O socialismo é contra a violência sobre as nações. Isto é indiscutível. Mas o socialismo é em geral contra a violência sobre os homens. No entanto, exceptuando os anarquistas cristãos e os tolstoianos, ninguém ainda deduziu daí que o socialismo é contra a violência revolucionária. Portanto, falar de «violência» em geral, sem examinar as condições que diferenciam a violência reaccionária da revolucionária, é ser um filisteu que renega a revolução, ou simplesmente enganar-se e enganar os outros com sofismas.
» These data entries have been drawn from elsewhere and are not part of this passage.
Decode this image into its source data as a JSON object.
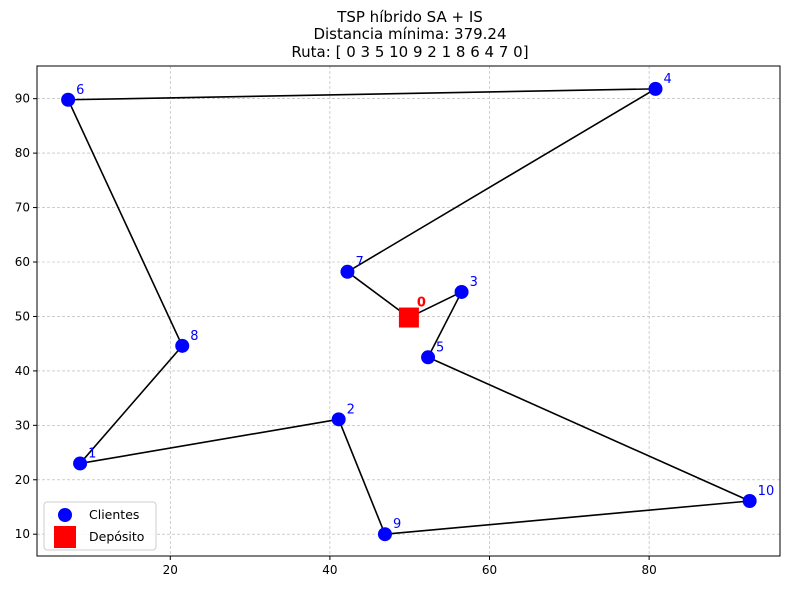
{
  "chart_data": {
    "type": "scatter",
    "title_lines": [
      "TSP híbrido SA + IS",
      "Distancia mínima: 379.24",
      "Ruta: [ 0  3  5 10  9  2  1  8  6  4  7  0]"
    ],
    "xlabel": "",
    "ylabel": "",
    "xlim": [
      3.3,
      96.4
    ],
    "ylim": [
      6.0,
      96.0
    ],
    "xticks": [
      20,
      40,
      60,
      80
    ],
    "yticks": [
      10,
      20,
      30,
      40,
      50,
      60,
      70,
      80,
      90
    ],
    "grid": true,
    "legend_position": "lower-left",
    "legend": [
      {
        "label": "Clientes",
        "marker": "circle",
        "color": "#0000ff"
      },
      {
        "label": "Depósito",
        "marker": "square",
        "color": "#ff0000"
      }
    ],
    "depot": {
      "id": "0",
      "x": 49.9,
      "y": 49.8
    },
    "clients": [
      {
        "id": "1",
        "x": 8.7,
        "y": 23.0
      },
      {
        "id": "2",
        "x": 41.1,
        "y": 31.1
      },
      {
        "id": "3",
        "x": 56.5,
        "y": 54.5
      },
      {
        "id": "4",
        "x": 80.8,
        "y": 91.8
      },
      {
        "id": "5",
        "x": 52.3,
        "y": 42.5
      },
      {
        "id": "6",
        "x": 7.2,
        "y": 89.8
      },
      {
        "id": "7",
        "x": 42.2,
        "y": 58.2
      },
      {
        "id": "8",
        "x": 21.5,
        "y": 44.6
      },
      {
        "id": "9",
        "x": 46.9,
        "y": 10.0
      },
      {
        "id": "10",
        "x": 92.6,
        "y": 16.1
      }
    ],
    "route": [
      "0",
      "3",
      "5",
      "10",
      "9",
      "2",
      "1",
      "8",
      "6",
      "4",
      "7",
      "0"
    ],
    "colors": {
      "clients": "#0000ff",
      "depot": "#ff0000",
      "route": "#000000",
      "grid": "#b0b0b0"
    }
  }
}
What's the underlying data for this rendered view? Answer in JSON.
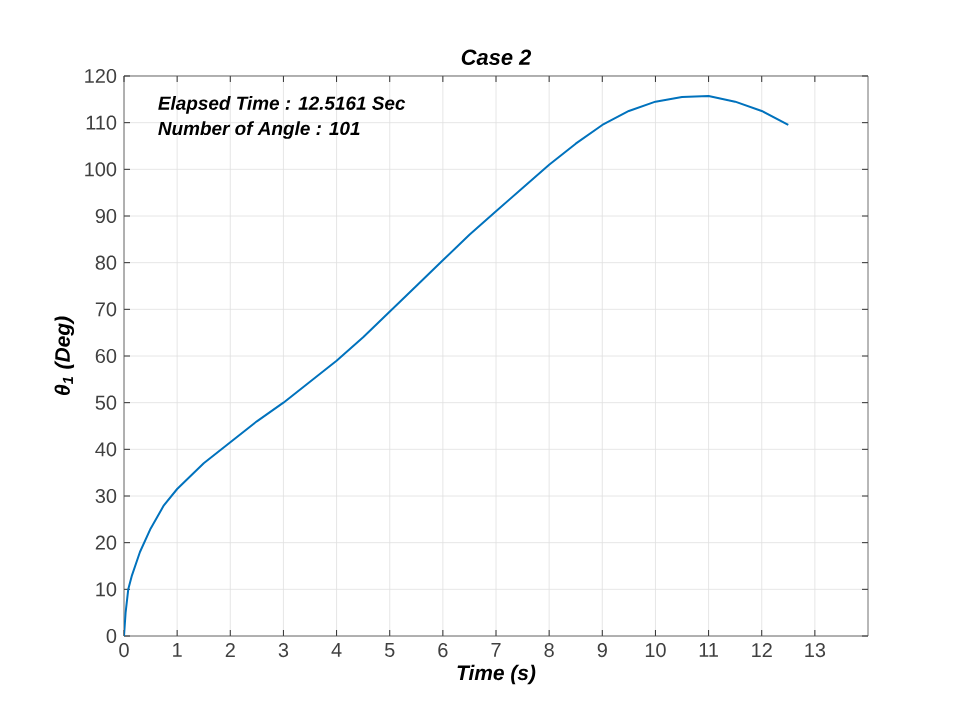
{
  "chart_data": {
    "type": "line",
    "title": "Case 2",
    "xlabel": "Time (s)",
    "ylabel": "θ$_{1}$ (Deg)",
    "annotations": [
      "Elapsed Time : 12.5161 Sec",
      "Number of Angle : 101"
    ],
    "xlim": [
      0,
      14
    ],
    "xticks": [
      0,
      1,
      2,
      3,
      4,
      5,
      6,
      7,
      8,
      9,
      10,
      11,
      12,
      13
    ],
    "ylim": [
      0,
      120
    ],
    "yticks": [
      0,
      10,
      20,
      30,
      40,
      50,
      60,
      70,
      80,
      90,
      100,
      110,
      120
    ],
    "grid": true,
    "marker": "none",
    "line_style": "solid",
    "series": [
      {
        "color": "#0072bd",
        "x": [
          0,
          0.03,
          0.08,
          0.15,
          0.3,
          0.5,
          0.75,
          1,
          1.5,
          2,
          2.5,
          3,
          3.5,
          4,
          4.5,
          5,
          5.5,
          6,
          6.5,
          7,
          7.5,
          8,
          8.5,
          9,
          9.5,
          10,
          10.5,
          11,
          11.5,
          12,
          12.5
        ],
        "values": [
          0,
          5,
          10,
          13,
          18,
          23,
          28,
          31.5,
          37,
          41.5,
          46,
          50,
          54.5,
          59,
          64,
          69.5,
          75,
          80.5,
          86,
          91,
          96,
          101,
          105.5,
          109.5,
          112.5,
          114.5,
          115.5,
          115.7,
          114.5,
          112.5,
          109.5
        ]
      }
    ]
  }
}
O mesmo se pode dizer da violência sobre as nações. Toda a guerra consiste em violência sobre as nações, mas isso não impede os socialistas de serem a favor da guerra revolucionária. O carácter de classe duma guerra: essa é a questão fundamental que se coloca a um socialista (se não é um renegado). A guerra imperialista de 1914-1918 é uma guerra entre os dois grupos da burguesia imperialista pela partilha do mundo, pela partilha do saque, pela pilhagem e estrangulamento das nações pequenas e fracas. Foi esta a apreciação da guerra feita pelo Manifesto de Basileia de 1912, foi esta a apreciação que os factos confirmaram. Quem se afastar deste ponto de vista sobre a guerra não é socialista.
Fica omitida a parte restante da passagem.